US and European futures are anticipating serious volatility amid signs of slowing global growth and further tightening monetary policy by key central banks. The S&P 500 declined 0.1%, while the tech-heavy NASDAQ dropped 0.2%. The industrial Dow Jones remains near zero.
At the moment, traders are weighing mixed economic data to understand how the US Central Bank will act, which is likely to raise interest rates by 75 basis points today for the fourth time in a row. The European Central Bank raised its rates last week, and a similar decision is expected from the Bank of England this Thursday.
Treasury bond yields also remained virtually unchanged, and the yen strengthened, indicating that traders expect a moderate impact on this currency after the Fed's actions.
The focus today will be on the comments of Fed Chairman Jerome Powell. The continuation of the recent rally in stocks depends on whether the Fed will support the "reversal rate," as well as on the optimism of the market on this issue. However, many economists warn that expectations that the Central Bank will change course are extremely erroneous. If the Fed continues to adhere to a strict policy, the pressure on risky assets, including the stock market, will increase significantly.
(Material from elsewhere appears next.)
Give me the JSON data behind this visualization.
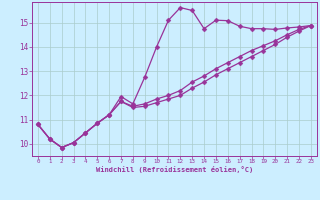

This will lead to a new major sale.
As the latest data showed, manufacturing activity in the eurozone fell to its lowest level since 2020, and wheat prices declined after Russia agreed to renew a deal allowing the safe export of Ukrainian crops.
Shares of Advanced Micro Devices Inc. rose due to the expansion of its presence in the server processor market, which helped offset the decline in the personal computer market last quarter. Shares of Apple Inc. fell after China ordered a seven-day lockdown of the territory around the main plant of Foxconn Technology Group in Zhengzhou, which will seriously reduce the supply of the world's largest iPhone factory.
As for the technical picture of the S&P 500, after yesterday's decline, demand for the index remains rather sluggish. The main task for buyers now is to protect the support of $3,835. As long as trading is conducted above this level, we can expect continued demand for risky assets, especially if the Fed loosens its grip. This will also create good prerequisites for further strengthening the trading instrument and returning $3,861 under control, just above which $3,905 and $3,942 are located. Only such a scenario will strengthen the hope for an upward correction with an exit from the resistance of $3,968. The furthest target will be the $4,000 area. In the case of a downward movement, buyers are obliged to declare themselves in the region of $3,835. A breakdown of this range will quickly push the trading instrument to $3,808 and open up the possibility of updating the support of $3,773.